Routing Attacks in Ethereum PoS: A Systematic Exploration

TL;DR

This paper explores routing-based vulnerabilities in Ethereum's PoS system, demonstrating practical attacks that can cause financial losses or increase gains, highlighting the need for improved security measures.

Contribution

It introduces a novel framework for inferring validator distribution and presents two effective network-level attacks exploiting routing vulnerabilities in Ethereum PoS.

Findings

StakeBleed can cause 300 ETH losses in 2 hours with 30 IP prefixes.

KnockBlock can increase MEV gains by 44.5% with less than 2 minutes hijacking.
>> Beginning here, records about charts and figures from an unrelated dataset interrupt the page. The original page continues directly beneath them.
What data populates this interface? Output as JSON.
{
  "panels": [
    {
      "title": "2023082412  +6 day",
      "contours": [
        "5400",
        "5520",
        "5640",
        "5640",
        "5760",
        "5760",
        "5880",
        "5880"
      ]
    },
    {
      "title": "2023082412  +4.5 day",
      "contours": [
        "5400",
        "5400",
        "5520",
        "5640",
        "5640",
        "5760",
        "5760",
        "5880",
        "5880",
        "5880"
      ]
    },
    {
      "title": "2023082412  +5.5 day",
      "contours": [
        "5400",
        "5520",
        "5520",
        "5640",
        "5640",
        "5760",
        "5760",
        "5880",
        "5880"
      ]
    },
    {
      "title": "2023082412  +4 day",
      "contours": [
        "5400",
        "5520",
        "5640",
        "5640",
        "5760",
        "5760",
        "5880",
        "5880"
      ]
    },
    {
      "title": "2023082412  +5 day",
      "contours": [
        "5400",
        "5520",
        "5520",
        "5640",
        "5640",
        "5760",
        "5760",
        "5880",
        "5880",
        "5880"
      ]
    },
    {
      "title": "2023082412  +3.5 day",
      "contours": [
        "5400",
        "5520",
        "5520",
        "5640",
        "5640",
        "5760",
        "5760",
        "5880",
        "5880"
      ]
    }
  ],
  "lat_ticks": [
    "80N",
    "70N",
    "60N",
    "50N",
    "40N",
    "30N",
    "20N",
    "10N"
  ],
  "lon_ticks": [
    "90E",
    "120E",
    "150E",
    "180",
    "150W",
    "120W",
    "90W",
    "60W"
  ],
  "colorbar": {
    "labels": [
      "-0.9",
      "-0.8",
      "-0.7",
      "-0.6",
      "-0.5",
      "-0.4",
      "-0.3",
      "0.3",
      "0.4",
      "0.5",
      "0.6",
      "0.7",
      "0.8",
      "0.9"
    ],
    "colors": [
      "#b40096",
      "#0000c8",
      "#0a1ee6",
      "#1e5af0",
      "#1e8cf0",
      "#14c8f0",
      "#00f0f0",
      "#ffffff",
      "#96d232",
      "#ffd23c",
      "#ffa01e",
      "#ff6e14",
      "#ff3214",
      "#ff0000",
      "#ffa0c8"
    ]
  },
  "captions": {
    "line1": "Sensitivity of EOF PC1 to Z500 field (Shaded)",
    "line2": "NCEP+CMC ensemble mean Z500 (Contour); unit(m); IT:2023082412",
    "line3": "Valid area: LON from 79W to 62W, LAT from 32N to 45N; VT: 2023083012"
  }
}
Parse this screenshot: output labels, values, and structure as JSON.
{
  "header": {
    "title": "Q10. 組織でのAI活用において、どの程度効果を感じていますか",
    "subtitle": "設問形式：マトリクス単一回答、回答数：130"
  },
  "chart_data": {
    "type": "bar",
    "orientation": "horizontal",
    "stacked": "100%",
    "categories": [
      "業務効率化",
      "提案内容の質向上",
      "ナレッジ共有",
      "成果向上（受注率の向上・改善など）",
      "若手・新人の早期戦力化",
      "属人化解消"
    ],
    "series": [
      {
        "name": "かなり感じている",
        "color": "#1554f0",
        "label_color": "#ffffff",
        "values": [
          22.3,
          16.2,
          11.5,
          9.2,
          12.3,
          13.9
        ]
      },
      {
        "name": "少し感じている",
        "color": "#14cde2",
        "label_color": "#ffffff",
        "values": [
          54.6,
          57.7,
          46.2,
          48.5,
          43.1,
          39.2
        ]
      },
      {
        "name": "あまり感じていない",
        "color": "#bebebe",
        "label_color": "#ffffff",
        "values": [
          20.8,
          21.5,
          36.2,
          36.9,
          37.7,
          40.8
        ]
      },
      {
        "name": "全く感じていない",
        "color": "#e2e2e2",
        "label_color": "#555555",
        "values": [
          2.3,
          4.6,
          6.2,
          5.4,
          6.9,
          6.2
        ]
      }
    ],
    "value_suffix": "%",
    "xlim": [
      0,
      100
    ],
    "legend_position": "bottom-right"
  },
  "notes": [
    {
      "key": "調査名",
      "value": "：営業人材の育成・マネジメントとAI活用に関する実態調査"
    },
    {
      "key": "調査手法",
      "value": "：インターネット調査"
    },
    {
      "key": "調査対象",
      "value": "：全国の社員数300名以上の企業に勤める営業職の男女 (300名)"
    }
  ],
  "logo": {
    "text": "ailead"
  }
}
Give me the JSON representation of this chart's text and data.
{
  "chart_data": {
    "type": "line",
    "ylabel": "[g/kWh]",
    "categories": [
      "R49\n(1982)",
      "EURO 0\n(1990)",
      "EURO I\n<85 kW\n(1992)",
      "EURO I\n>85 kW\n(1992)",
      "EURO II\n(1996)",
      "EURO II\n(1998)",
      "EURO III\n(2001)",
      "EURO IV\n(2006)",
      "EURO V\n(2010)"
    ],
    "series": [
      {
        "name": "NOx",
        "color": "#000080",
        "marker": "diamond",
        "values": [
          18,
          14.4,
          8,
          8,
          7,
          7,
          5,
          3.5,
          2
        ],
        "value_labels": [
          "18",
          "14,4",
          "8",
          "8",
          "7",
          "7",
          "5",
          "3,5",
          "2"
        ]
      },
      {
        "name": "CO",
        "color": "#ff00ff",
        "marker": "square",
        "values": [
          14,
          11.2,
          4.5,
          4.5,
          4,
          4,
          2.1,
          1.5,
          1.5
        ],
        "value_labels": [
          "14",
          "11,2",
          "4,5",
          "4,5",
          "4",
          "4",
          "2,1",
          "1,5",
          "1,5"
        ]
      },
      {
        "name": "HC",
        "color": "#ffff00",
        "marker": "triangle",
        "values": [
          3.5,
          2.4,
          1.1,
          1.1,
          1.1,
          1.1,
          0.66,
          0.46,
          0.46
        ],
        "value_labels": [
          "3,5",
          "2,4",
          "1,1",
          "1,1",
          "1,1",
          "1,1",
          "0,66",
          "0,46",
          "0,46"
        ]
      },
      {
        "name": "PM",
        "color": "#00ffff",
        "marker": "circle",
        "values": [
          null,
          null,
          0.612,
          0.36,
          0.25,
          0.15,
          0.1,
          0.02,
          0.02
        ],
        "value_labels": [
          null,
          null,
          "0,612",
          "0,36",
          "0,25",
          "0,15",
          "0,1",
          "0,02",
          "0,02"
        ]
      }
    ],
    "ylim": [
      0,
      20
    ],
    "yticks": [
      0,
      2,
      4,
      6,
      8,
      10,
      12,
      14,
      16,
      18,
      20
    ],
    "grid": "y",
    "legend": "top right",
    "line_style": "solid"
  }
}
Both attacks are practical and highlight critical security gaps.

Abstract

With the promise of greater decentralization and sustainability, Ethereum transitioned from a Proof-of-Work (PoW) to a Proof-of-Stake (PoS) consensus mechanism. The new consensus protocol introduces novel vulnerabilities that warrant further investigation. The goal of this paper is to investigate the security of Ethereum's PoS system from an Internet routing perspective. To this end, this paper makes two contributions: First, we devise a novel framework for inferring the distribution of validators on the Internet without disturbing the real network. Second, we introduce a class of network-level attacks on Ethereum's PoS system that jointly exploit Internet routing vulnerabilities with the protocol's reward and penalty mechanisms. We describe two representative attacks: StakeBleed, where the attacker triggers an inactivity leak, halting block finality and causing financial losses for all validators; and KnockBlock, where the attacker increases her expected MEV gains by preventing targeted blocks from being included in the chain. We find that both attacks are practical and effective. An attacker executing StakeBleed can inflict losses of almost 300 ETH in just 2 hours by hijacking as few as 30 IP prefixes. An attacker implementing KnockBlock could increase their MEV expected gains by 44.5% while hijacking a single prefix for less than 2 minutes. Our paper serves as a call to action for validators to reinforce their Internet routing infrastructure and for the Ethereum P2P protocol to implement stronger mechanisms to conceal validator locations.